More specifically, Sirisena has promised to pursue accountability for wartime atrocities through a domestic mechanism, but it is highly unlikely that a domestic probe would result in genuine accountability or actual criminal prosecutions of any senior officials. Moreover, it would be even more unrealistic to expect any of this to happen in the next six months.
On the one hand, Sirisena’s administration has said it needs time and space to implement the reforms it campaigned on and to deal with accountability issues domestically since this is an especially sensitive moment. Yet with a parliamentary election right around the corner, it would be politically toxic to lead the charge against members of the almost exclusively Sinhalese military over alleged wartime atrocities. Sirisena’s decision to expand the size of his cabinet significantly and form a “national government” has heightened concerns about the president’s commitment to his campaign promises pertaining to anti-corruption and improved governance. Furthermore, recent pro-Rajapaksa rallies are reminders that Rajapaksa’s brand remains a political force that cannot be ignored.
Any assessment of the Sri Lanka government’s heightened engagement with the Office of the High Commissioner over the next six months should be directly related to the investigation which remains ongoing. For example, will the Sri Lankan government help investigators uncover new, qualitatively different evidence than what has been gathered already? Would the Sri Lankan government allow senior Sri Lankan military officials to be interviewed by the investigation team?
Unsurprisingly, Tamils residing in Sri Lanka and abroad have expressed their disappointment regarding the delay. The postponement was supported by the United States and other western countries (the key architects of past Human Rights Council resolutions on Sri Lanka) and the U.N. High Commissioner for Human Rights himself.
In spite of lofty rhetoric, there is already a sense that Sri Lanka fatigue at the Human Rights Council is becoming more widespread. Delaying the report makes it easier for people to lose interest and, crucially, makes the prospects of further action on Sri Lanka at the Human Rights Council (or other multilateral bodies) even more remote.
Even if a hard-hitting report on Sri Lanka were delivered this March, justice or accountability would not have followed inevitably. Realistically speaking, the clearest route to accountability for wartime atrocities in Sri Lanka is through a U.N. Security Council resolution, something that is unlikely to happen in the near future, but will be even less likely to happen now that the report will not be released until September.

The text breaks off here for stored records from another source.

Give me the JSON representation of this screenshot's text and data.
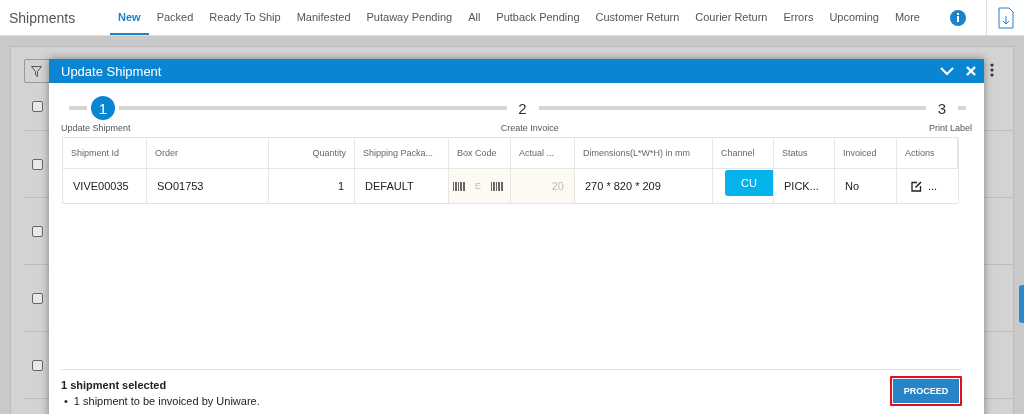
{
  "app_title": "Shipments",
  "tabs": [
    {
      "label": "New",
      "selected": true
    },
    {
      "label": "Packed",
      "selected": false
    },
    {
      "label": "Ready To Ship",
      "selected": false
    },
    {
      "label": "Manifested",
      "selected": false
    },
    {
      "label": "Putaway Pending",
      "selected": false
    },
    {
      "label": "All",
      "selected": false
    },
    {
      "label": "Putback Pending",
      "selected": false
    },
    {
      "label": "Customer Return",
      "selected": false
    },
    {
      "label": "Courier Return",
      "selected": false
    },
    {
      "label": "Errors",
      "selected": false
    },
    {
      "label": "Upcoming",
      "selected": false
    },
    {
      "label": "More",
      "selected": false
    }
  ],
  "background_rows": [
    {
      "checked": false
    },
    {
      "checked": false
    },
    {
      "checked": false
    },
    {
      "checked": false
    },
    {
      "checked": false
    }
  ],
  "dialog": {
    "title": "Update Shipment",
    "steps": [
      {
        "number": "1",
        "label": "Update Shipment",
        "selected": true
      },
      {
        "number": "2",
        "label": "Create Invoice",
        "selected": false
      },
      {
        "number": "3",
        "label": "Print Label",
        "selected": false
      }
    ],
    "table": {
      "columns": [
        "Shipment Id",
        "Order",
        "Quantity",
        "Shipping Packa...",
        "Box Code",
        "Actual ...",
        "Dimensions(L*W*H) in mm",
        "Channel",
        "Status",
        "Invoiced",
        "Actions"
      ],
      "rows": [
        {
          "shipment_id": "VIVE00035",
          "order": "SO01753",
          "quantity": "1",
          "shipping_package": "DEFAULT",
          "box_code": "E",
          "actual": "20",
          "dimensions": "270 * 820 * 209",
          "channel": "CU",
          "status": "PICK...",
          "invoiced": "No",
          "more": "..."
        }
      ]
    },
    "summary": "1 shipment selected",
    "notes": [
      {
        "bullet": "•",
        "text": "1 shipment to be invoiced by Uniware."
      }
    ],
    "proceed_button": "PROCEED"
  }
}
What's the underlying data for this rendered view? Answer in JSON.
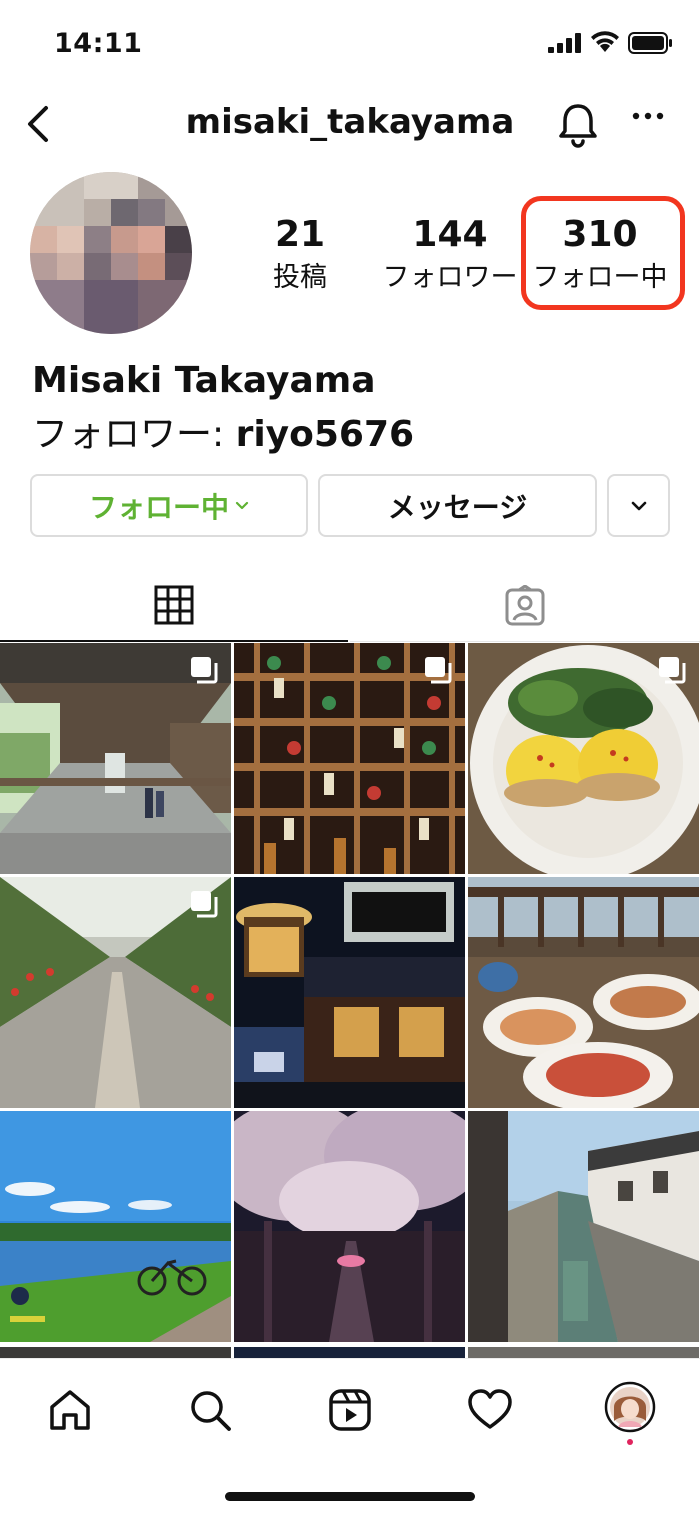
{
  "status_bar": {
    "time": "14:11"
  },
  "header": {
    "username": "misaki_takayama"
  },
  "profile": {
    "stats": {
      "posts": {
        "value": "21",
        "label": "投稿"
      },
      "followers": {
        "value": "144",
        "label": "フォロワー"
      },
      "following": {
        "value": "310",
        "label": "フォロー中"
      }
    },
    "full_name": "Misaki Takayama",
    "followed_by_prefix": "フォロワー: ",
    "followed_by_user": "riyo5676"
  },
  "actions": {
    "following_label": "フォロー中",
    "message_label": "メッセージ"
  },
  "tabs": [
    "grid-icon",
    "tagged-icon"
  ],
  "posts": [
    {
      "subject": "covered wooden bridge",
      "multiple": true
    },
    {
      "subject": "wind chimes and ema",
      "multiple": true
    },
    {
      "subject": "eggs benedict",
      "multiple": true
    },
    {
      "subject": "strawberry greenhouse",
      "multiple": true
    },
    {
      "subject": "beach film festival",
      "multiple": false
    },
    {
      "subject": "pasta lunch by the sea",
      "multiple": false
    },
    {
      "subject": "lake with bicycle",
      "multiple": false
    },
    {
      "subject": "cherry blossom tunnel",
      "multiple": false
    },
    {
      "subject": "canal with old houses",
      "multiple": false
    }
  ],
  "bottom_nav": [
    "home-icon",
    "search-icon",
    "reels-icon",
    "heart-icon",
    "profile-avatar"
  ],
  "colors": {
    "accent_green": "#5fb233",
    "highlight_red": "#f2361f"
  }
}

Transitional justice in Sri Lanka is unlikely to happen without sustained international pressure. The release of the forthcoming report is just one part of a longer, more convoluted process toward accountability and justice — which will not happen without the commensurate political will. Staying optimistic about the country’s recent transfer of power has been a challenge, but the window for meaningful change remains open. In the coming months, the international community will know whether or not such optimism has been misplaced. Regardless, Sri Lanka’s convoluted path to reconciliation and justice is far from finished.